Samuel Lussac, Manager of Wood Mackenzie’s Caspian Upstream research service says: “The low oil price and Russia’s economic turmoil will make 2015 a year of great uncertainty for the Caspian region. State budgets will have to adjust to lower revenues, operators will optimise expenditure, and exploration activity is likely to remain at a low level. However, despite this tough outlook, production from the region’s megaprojects will increase, M&A activity will stay high and the Southern Gas Corridor will enter the construction phase.”
Wood Mackenzie’s latest upstream analysis highlights some of the key upstream developments to look out for in the Caspian region in the coming year.
- Economies at risk – The largest Caspian economies rely heavily on the oil and gas sector. Petroleum exports account for around 60% of Kazakhstan’s total exports and more than 90% for Azerbaijan. The low oil price will therefore have a negative impact on state budgets. Wood Mackenzie forecasts that Brent will average around US$60/bbl in 2015, resulting in hard times for the Caspian region.
- Countdown to the Southern Corridor – Construction of both the Trans-Anatolian Pipeline (TANAP) and Trans Adriatic Pipeline (TAP) is expected to start in 2015, in Turkey and Albania respectively. Final investment decision on TANAP is scheduled around March 2015, but will first require completion of BOTAS and BP’s farm-in to the project. This will mark the final step of a 15 year long process to transport Caspian gas to Europe.

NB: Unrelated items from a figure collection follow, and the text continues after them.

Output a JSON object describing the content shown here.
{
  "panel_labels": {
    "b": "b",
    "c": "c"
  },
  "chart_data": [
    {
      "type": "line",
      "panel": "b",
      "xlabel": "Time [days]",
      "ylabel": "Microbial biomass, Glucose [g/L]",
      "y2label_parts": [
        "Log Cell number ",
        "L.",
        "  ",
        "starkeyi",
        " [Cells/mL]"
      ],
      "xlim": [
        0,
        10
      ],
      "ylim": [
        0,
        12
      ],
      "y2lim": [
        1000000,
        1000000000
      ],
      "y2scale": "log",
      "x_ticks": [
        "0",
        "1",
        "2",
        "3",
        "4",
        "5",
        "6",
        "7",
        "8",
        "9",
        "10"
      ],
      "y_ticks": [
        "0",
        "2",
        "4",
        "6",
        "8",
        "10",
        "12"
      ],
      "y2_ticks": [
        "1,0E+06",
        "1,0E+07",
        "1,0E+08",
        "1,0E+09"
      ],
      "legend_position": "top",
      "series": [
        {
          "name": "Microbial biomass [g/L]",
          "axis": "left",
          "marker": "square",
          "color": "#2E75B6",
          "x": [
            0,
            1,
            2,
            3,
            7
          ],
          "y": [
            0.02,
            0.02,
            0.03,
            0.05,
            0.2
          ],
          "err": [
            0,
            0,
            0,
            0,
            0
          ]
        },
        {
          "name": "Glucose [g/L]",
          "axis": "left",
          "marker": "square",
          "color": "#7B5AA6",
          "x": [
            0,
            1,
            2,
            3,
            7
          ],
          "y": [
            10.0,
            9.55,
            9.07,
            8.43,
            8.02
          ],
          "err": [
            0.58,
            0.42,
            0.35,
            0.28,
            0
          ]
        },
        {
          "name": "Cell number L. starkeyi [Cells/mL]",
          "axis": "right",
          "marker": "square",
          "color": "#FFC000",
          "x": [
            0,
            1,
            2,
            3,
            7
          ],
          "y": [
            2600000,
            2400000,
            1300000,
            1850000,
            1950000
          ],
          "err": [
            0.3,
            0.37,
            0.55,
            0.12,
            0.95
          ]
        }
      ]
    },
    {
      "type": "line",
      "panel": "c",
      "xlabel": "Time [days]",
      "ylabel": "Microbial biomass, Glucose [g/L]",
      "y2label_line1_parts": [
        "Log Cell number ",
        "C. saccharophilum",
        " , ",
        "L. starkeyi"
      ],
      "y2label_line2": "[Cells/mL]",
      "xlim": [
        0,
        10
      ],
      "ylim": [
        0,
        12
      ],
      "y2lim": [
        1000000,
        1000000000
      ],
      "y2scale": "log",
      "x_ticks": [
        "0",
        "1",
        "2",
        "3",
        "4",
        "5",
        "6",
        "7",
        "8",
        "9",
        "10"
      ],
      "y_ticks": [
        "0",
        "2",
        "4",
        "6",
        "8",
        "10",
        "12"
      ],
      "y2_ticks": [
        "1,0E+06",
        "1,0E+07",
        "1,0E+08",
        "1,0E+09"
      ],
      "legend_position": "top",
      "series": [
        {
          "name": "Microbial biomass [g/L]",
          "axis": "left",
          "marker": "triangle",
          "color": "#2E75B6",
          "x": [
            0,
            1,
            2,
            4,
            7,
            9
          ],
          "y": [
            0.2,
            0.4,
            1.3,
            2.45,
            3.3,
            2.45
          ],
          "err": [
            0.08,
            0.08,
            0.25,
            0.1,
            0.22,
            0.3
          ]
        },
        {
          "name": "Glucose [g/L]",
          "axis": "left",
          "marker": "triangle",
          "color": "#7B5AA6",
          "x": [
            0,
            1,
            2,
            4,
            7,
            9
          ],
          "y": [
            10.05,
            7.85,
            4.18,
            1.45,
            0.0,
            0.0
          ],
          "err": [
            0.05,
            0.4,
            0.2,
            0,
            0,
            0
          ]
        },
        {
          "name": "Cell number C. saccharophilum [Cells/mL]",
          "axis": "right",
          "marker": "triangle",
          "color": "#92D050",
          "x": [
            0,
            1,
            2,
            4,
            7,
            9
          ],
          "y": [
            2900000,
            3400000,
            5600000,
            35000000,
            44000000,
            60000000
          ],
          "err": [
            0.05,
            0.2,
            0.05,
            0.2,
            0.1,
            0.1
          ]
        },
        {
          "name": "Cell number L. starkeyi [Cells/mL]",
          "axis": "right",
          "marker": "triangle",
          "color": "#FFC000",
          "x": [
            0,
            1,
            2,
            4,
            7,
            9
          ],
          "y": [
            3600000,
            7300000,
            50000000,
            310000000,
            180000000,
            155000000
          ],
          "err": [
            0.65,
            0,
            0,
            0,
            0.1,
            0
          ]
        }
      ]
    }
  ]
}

- Buyer’s market will emerge in Central Asia – The oil price collapse has already affected pending deals in Kazakhstan. This price environment may also encourage Asian investors to consolidate their upstream position in Central Asia. In 2014, a number of private Chinese companies farmed in to Kazakhstan and Kyrgyzstan and this is a trend Wood Mackenzie expects to continue in 2015.
- Exploration expenditure hit hardest – Operators will monitor exploration expenditure very closely in 2015. Operators are expected to favour low cost activity over higher cost programmes. However, there are a number of areas where we expect to see progress, Wood Mackenzie says. BP and SOCAR will shoot 2D seismic on the Shallow Water Absheron contract area, for which a production sharing contract (PSC) was signed in December 2014. By year end, attention will turn to Tajikistan, where partners CNPC, Tethys Petroleum and Total are expected to spud a 6,500 metre pre-salt well on the giant Bokhtar Area. Results are not expected until 2016, but a significant gas discovery would be a game changer for energy-short Tajikistan.
- Positive outlook for the Megaprojects – In 2015 production at Azeri Chirag Guneshli (ACG) and Tengizchevroil will increase slightly, following successful maintenance programmes in 2014. The ramp up at ACG’s West Chirag platform will alleviate oil production decline in Azerbaijan. Pipeline replacement should begin at Kashagan in the second half of 2015, allowing production to restart in 2017. Turkmenistan will drive regional gas production growth via the continued ramp up at Galkynysh. Phase One gas production capacity at Shah Deniz will reach 1,040 million cubic feet per day (mmcfd) following successful debottlenecking of the Sangachal onshore plant in 2014.